Streaming Responses

Streaming lets your application display model output as it arrives. Supado uses OpenAI-compatible streaming behavior for supported endpoints and models.

Before you start

A non-streaming request works through Supado.
Your model and endpoint support streaming.
Your HTTP client can read Server-Sent Events incrementally.
Any reverse proxy in front of your app does not buffer responses.

Example

TypeScript OpenAI SDK

import OpenAI from "openai";

const client = new OpenAI({
  apiKey: process.env.SUPADO_API_KEY,
  baseURL: "https://supado.com/v1",
});

const stream = await client.chat.completions.create({
  model: "gpt-4o-mini",
  stream: true,
  messages: [
    { role: "user", content: "Write a five-word deployment checklist." },
  ],
});

for await (const event of stream) {
  const token = event.choices[0]?.delta?.content;
  if (token) {
    process.stdout.write(token);
  }
}

curl

curl -N https://supado.com/v1/chat/completions \
  -H "Authorization: Bearer $SUPADO_API_KEY" \
  -H "Content-Type: application/json" \
  -d '{
    "model": "gpt-4o-mini",
    "stream": true,
    "messages": [
      { "role": "user", "content": "Write a five-word deployment checklist." }
    ]
  }'

The -N flag disables curl’s output buffering so you can see chunks as they arrive.

Streaming behavior

Streaming should show tokens incrementally in the terminal or UI. Your client should handle normal completion, errors before or during streaming, and timeouts long enough for the selected model and prompt.

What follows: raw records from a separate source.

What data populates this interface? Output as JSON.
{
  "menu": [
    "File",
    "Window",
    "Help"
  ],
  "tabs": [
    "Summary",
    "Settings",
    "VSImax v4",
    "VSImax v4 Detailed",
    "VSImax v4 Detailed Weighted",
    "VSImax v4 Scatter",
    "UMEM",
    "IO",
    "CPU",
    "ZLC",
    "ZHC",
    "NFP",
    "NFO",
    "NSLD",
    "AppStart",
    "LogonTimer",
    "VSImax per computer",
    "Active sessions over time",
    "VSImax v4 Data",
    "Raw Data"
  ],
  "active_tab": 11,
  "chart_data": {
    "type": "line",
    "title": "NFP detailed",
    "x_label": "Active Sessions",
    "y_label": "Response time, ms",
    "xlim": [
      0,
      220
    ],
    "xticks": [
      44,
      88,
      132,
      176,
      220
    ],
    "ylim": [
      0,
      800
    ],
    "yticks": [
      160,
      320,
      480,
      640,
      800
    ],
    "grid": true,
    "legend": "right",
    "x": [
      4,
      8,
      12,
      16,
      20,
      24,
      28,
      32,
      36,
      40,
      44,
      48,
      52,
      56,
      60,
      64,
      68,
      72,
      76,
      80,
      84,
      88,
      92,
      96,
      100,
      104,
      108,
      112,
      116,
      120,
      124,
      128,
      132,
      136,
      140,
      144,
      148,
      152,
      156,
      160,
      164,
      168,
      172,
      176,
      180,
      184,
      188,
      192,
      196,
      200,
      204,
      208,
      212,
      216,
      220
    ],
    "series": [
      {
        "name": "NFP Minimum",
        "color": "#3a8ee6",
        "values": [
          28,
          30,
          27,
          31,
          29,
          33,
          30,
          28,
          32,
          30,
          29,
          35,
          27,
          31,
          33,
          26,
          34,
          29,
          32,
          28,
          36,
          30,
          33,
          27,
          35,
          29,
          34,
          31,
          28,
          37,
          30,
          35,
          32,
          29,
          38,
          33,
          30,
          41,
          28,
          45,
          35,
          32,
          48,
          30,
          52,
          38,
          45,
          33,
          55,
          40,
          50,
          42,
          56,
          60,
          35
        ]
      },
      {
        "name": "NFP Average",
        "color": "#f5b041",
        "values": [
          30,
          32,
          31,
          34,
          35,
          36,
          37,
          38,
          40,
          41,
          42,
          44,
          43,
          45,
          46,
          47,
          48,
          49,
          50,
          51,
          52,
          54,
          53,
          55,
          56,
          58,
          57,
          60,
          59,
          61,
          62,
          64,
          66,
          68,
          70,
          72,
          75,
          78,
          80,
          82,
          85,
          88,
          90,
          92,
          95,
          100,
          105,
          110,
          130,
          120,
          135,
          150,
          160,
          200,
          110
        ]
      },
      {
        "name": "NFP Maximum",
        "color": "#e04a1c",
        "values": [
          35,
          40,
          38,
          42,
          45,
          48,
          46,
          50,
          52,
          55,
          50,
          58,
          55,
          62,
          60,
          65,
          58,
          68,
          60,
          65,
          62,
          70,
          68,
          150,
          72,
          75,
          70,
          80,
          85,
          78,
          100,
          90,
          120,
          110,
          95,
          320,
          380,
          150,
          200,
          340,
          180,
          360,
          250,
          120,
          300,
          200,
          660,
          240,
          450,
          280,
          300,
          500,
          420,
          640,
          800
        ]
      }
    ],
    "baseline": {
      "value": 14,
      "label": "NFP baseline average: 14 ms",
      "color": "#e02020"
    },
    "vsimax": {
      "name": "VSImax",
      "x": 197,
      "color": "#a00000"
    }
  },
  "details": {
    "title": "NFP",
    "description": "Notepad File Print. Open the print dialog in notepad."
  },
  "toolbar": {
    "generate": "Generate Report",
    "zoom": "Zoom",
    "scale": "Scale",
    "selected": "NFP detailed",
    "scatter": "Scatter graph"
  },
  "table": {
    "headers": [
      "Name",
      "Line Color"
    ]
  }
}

If streaming looks like a normal delayed response, test with curl -N from the same network path. If curl streams but your app does not, inspect your client code. If curl also buffers, inspect the proxy path.

Start with one streaming endpoint and one model before expanding to every chat path in your product. If output arrives all at once, inspect proxy buffering first. If the UI hangs after the final token, inspect stream completion handling.